Give me a better way to express this idea, then: How do we create a REAL market for health insurance, so we can buy it like EVERY OTHER KIND OF INSURANCE?
It's not like every other kind of insurance, though. Health "insurance" covers many expected and predictable costs, which isn't what insurance is about in any industry.
What we call health "insurance" is really just access to health care with expenses adequately covered, with only the portion of that covering unexpected or unlikely risks properly falling under the heading of insurance.
Additionally, even the true insurance piece is one of the only kinds of insurance where it's a societal imperative (in most people's opinions) for everyone to get the insured benefits they need, regardless of ability to pay. Even car insurance isn't required for people who rely on mass transit.

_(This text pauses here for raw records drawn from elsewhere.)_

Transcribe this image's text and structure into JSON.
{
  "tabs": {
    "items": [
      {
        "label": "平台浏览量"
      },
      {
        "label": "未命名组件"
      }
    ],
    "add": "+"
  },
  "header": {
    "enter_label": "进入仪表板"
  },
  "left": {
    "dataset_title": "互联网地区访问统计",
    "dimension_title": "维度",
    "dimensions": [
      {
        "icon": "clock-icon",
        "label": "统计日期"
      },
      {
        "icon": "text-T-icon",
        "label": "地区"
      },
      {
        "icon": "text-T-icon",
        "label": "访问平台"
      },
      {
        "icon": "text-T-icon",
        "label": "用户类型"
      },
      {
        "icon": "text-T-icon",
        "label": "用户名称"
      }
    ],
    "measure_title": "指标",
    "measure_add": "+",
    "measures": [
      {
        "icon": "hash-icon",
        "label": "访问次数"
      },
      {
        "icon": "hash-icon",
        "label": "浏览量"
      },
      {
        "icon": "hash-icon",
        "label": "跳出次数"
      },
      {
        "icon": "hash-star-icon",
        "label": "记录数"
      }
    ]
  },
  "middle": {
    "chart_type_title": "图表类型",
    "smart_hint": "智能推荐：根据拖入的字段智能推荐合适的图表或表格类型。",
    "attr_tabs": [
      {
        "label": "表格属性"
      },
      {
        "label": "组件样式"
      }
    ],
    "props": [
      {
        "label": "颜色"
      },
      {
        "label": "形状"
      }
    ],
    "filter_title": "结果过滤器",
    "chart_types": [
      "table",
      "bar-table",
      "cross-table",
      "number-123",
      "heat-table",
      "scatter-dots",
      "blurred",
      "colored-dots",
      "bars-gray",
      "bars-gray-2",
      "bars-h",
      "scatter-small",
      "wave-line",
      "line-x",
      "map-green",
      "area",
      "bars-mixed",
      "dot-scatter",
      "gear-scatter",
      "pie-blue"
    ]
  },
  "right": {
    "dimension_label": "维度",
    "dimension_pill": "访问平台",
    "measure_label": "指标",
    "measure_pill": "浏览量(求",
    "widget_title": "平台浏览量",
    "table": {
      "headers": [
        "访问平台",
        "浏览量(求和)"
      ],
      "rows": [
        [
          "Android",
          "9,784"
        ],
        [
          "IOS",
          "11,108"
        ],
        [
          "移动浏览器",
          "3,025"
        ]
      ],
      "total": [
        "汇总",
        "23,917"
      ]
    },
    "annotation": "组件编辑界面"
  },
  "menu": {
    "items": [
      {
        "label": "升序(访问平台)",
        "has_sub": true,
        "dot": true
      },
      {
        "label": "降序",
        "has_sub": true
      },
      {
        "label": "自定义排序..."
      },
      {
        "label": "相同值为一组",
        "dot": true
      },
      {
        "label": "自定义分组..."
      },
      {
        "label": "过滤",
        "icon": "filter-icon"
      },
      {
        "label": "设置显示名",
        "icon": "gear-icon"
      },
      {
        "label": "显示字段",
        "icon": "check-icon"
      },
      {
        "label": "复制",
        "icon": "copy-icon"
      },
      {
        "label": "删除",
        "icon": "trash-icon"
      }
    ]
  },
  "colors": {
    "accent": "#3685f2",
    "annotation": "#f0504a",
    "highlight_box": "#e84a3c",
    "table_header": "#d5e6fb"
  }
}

Health insurance policymaking needs to differ from most other kinds of insurance policymaking for these reasons.
That is an awesome answer, but pedantic. The real question is, again: how do we express the idea to create a REAL market for health "insurance"? It's not about the difference between health "insurance" and other kinds of "insurance." The question is how to express how to create a market for it.
Yeah, I am disagreeing with the choice of a market solution for something which we want to make available to people who can't afford it.
That's not what markets are meant for or good at, especially not the deregulated free market that is often meant by questions like yours. As for a tightly regulated market with lots of requirements about coverage and price, some states already have that, and it's exactly those tightly regulated markets which the "let insurance sell across state lines" proposals want to disrupt.